Issah Mohammed

Personal information
- Full name: Issah Mohammed
- Date of birth: 20 December 1980 (age 45)
- Place of birth: Ghana
- Height: 1.74 m (5 ft 8+1⁄2 in)
- Position: Forward

Senior career*
- Years: Team / Apps / (Gls)
- 1997–2001: Sekondi Hasaacas
- 2002: IFK Norrköping / 11 / (1)
- 2003: Sekondi Hasaacas
- 2005: Accra Hearts of Oak / 2 / (0)
- 2007–2008: Hapoel Bnei Lod
- 2008: Assyriska Föreningen i Norrköping / 6 / (6)
- 2009: Assyriska Föreningen i Norrköping / 23 / (8)
- 2012: IF Älgarna / 10 / (0)

International career
- 2000–2001: Ghana / 8 / (0)

= Issah Mohammed =

Ghana footballer (born 1980)

Issah Mohammed (born 20 December 1980) is a Ghanaian former professional footballer who played as a forward. Emerging as a prolific striker with Sekondi Hasaacas F.C. in the Ghana Premier League, he was called up to the Ghana national football team and earned eight cups between 2000 and 2001.

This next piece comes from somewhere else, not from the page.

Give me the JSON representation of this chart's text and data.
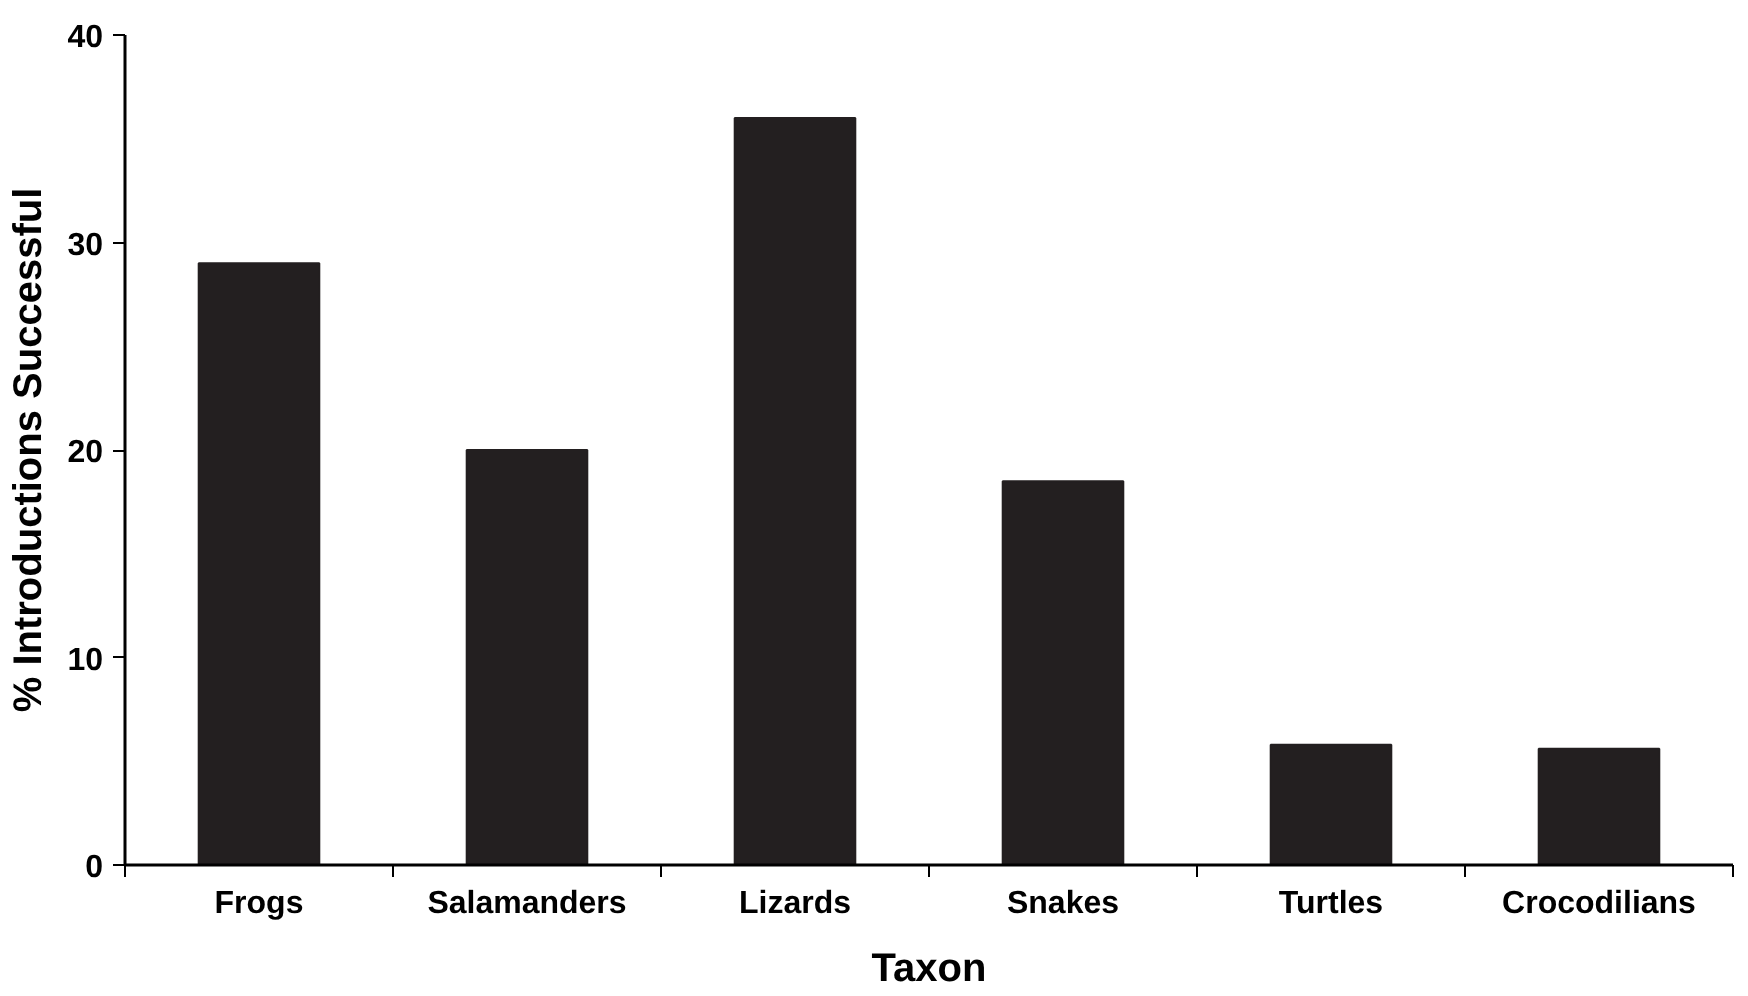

In 2002, Mohammed joined IFK Norrköping in Sweden’s Allsvenskan, where he made an immediate impact by scoring twice in a pre-season friendly against AIK and was regarded as a highly promising signing. Despite this early promise, his opportunities became limited following a coaching change, and his career later included spells with Hearts of Oak and Hapoel Bnei Lod in Israel. He returned to Sweden in 2008 after his time in Israel and played Division 3 football.

== Club career ==
=== Early career ===
Mohammed began his career in Ghana with Sekondi Hasaacas, competing in the Ghana Premier League. Between 2000 and 2001 he gained recognition as a prolific striker, scoring multiple goals that earned him attention from both the national team and European clubs.

=== IFK Norrköping ===
In February 2002, Mohammed signed a three-year contract with Swedish club IFK Norrköping, a move confirmed by UEFA. He impressed in pre-season, scoring twice in a friendly against AIK. Mohammed went on to play 11 Allsvenskan matches, scoring one goal during the 2002 season.

However, after the dismissal of head coach Bengt-Arne Strömberg, his successor Håkan Ericson was reported by Ghanaian media to have shown less confidence in Mohammed, which limited his playing opportunities.

In September 2002 IFK Norrköping club doctor Jan Ericson reported that Issah had sustained a career threatening knee injury requiring months of rehabilitation which consequently ended his career in the club.

=== Return to Ghana ===
After his spell in Sweden, Mohammed returned to Ghana, rejoining Sekondi Hasaacas in 2003. He later joined Hearts of Oak in 2005, making a handful of appearances.

=== Hapoel Bnei Lod ===
In 2007, Mohammed signed with Israeli club Hapoel Bnei Lod, then playing in Liga Leumit, the country’s second division. His tenure in Israel during the 2007–08 season marked his final documented professional club experience.

=== Return to Sweden ===
In August 2008, Mohammed returned to Sweden and joined local side Assyriska Föreningen i Norrköping in Division 3. He made an immediate impact: Swedish local media reported three goals in his first four matches and five goals in five appearances during the promotion push that autumn. He had initially come in to keep fit and was quickly registered to play; local coverage credited him with two goals in his first two outings for the club. A short-stay visa meant his initial stint ended in early September 2008, but he returned for the 2009 season and continued to feature and score in Division 3 matches, including against Vimmerby IF. Match records also show him involved in further league fixtures that year, such as the 2–1 win over IK Östria Lambohov on 12 June 2009.

== International career ==
Mohammed was capped for the Ghana national football team between 2000 and 2001, making eight FIFA-recognized appearances without scoring. He participated in both 2002 FIFA World Cup qualification (CAF) matches and Africa Cup of Nations qualification fixtures, as well as several friendlies.